武道からみる青少年の成長リスクマネジメント
極真空手師範-東京本部長 杉原政則 著
昇級試験を行いました。内容は筆記と実技です。
特に杉原道場では「心の在りよう」を重視しますので、どれだけ道場訓を理解し日常生活に生かそうとしているのかを大切にしています。

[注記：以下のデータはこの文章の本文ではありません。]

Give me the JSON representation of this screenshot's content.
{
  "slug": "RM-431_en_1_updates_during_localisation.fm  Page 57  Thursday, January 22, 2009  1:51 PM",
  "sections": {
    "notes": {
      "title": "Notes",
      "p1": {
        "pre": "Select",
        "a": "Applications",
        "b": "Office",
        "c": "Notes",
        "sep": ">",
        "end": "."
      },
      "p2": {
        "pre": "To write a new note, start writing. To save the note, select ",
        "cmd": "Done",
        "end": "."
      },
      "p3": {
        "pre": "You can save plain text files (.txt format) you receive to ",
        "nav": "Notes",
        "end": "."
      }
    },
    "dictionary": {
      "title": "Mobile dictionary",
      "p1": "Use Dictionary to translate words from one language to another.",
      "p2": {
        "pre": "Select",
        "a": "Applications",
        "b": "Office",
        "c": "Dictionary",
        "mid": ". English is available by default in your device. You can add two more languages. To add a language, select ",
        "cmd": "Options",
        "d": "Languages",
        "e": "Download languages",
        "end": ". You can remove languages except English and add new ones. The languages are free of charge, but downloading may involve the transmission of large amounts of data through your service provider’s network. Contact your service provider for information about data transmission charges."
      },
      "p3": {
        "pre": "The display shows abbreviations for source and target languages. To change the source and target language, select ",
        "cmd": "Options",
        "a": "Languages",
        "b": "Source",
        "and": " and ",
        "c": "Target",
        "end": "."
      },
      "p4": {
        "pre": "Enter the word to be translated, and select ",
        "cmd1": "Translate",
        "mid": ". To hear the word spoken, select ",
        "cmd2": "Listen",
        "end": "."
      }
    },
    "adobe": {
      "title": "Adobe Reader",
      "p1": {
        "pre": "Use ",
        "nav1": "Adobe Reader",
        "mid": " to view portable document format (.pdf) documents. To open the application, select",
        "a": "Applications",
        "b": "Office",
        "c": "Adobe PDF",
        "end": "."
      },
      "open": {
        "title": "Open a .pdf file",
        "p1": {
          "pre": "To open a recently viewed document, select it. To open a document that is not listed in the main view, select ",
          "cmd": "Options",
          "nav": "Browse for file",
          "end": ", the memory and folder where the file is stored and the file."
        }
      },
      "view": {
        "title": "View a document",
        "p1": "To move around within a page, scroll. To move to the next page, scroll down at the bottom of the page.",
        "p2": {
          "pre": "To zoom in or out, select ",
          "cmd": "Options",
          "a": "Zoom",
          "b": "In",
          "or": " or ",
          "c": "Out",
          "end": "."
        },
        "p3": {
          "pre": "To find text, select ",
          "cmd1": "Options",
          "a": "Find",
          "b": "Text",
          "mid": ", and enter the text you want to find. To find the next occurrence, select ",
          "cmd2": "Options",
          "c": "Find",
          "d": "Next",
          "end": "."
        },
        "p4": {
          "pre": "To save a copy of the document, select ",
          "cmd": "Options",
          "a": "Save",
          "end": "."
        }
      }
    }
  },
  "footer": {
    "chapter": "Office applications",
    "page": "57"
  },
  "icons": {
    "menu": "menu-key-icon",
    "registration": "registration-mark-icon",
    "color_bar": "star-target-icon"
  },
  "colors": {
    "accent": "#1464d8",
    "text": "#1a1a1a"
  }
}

小学生ですから本質的な「心のありよう」をすぐに実践することは難しいのですが、記憶に残し心に刻み根となってくれればよいと思っています。
子供たちの回答少し抜粋して掲載します。
質問は「教わったことをどんなことでも書きなさい。」です。
▶「力は自分のためでなくほかの人たちに使うことを努力したいです。」
▶「いじめやケンカは人生に必要ない。」
▶「むかむかしている人は弱い。」
▶「弱い人には優しく全力でせっする」
▶「無敵とは敵がいないこと」
▶「相手を突き飛ばさないで人とつながる。」
▶「本当は優しいことが強いのに、なんでアニメなどは怒りが強いのか?」
その他、黙想に関してや、身体的側面においては「軸」「バランス感覚」「足裏(MP間接/リスフラン関節)」など多くのことが書かれておりました。
相律為水
相律為水(あいりついすい)とは、武道のみならず人生の極意で、相手の自律に干渉せず、相手中心の動作を、私が水の如く自在に行うという意味です。
水は相手の形を変化させずに器を満たします。
剣豪・宮本武蔵の五輪の書にも記載されています。
相手の存在そのものには一切の干渉はせずに自律的に動いていただき、時空間のみ私が形成するありようです。
場と流れ以外は一切触りません。
しかし水の流れは相手の姿をままにして目的地に導きます。
場が整えば「気持ちよく」流れるでしょう。
この感覚を身につけることが稽古として重要です。
武道の技とすれば、このありようが整えば簡単に崩し技がかかるでしょう。
教育や子育てとすれば、子供を理想の方向に導けるでしょう。
相手の姿・形に触れる干渉や強制は一切必要ありません。
怖い顔も、大きな声も、罰も一切必要ありません。(叩くは論外)
むしろこのノイズが子供の道を曲げてしまいます。
子供に反抗期はありません。
親や教育者の様々なノイズが反抗を作っているのです。
私たち指導者のありようが「相律為水」であれば、そこに反抗の余地はありません。
道場では親御さんの為の学びの場も設けています。
私も未熟ものですが、子供たちの未来のため、
「きっとこうに違いない」
「これがよさそう」
などの曖昧さはさけ
「これで間違いない」
「これが絶対にただしい」
という固定観念を排除し
指導者自身が常に新鮮に学んで学んで検証して、さらに学んでいくことが大切と自分に言い聞かせています。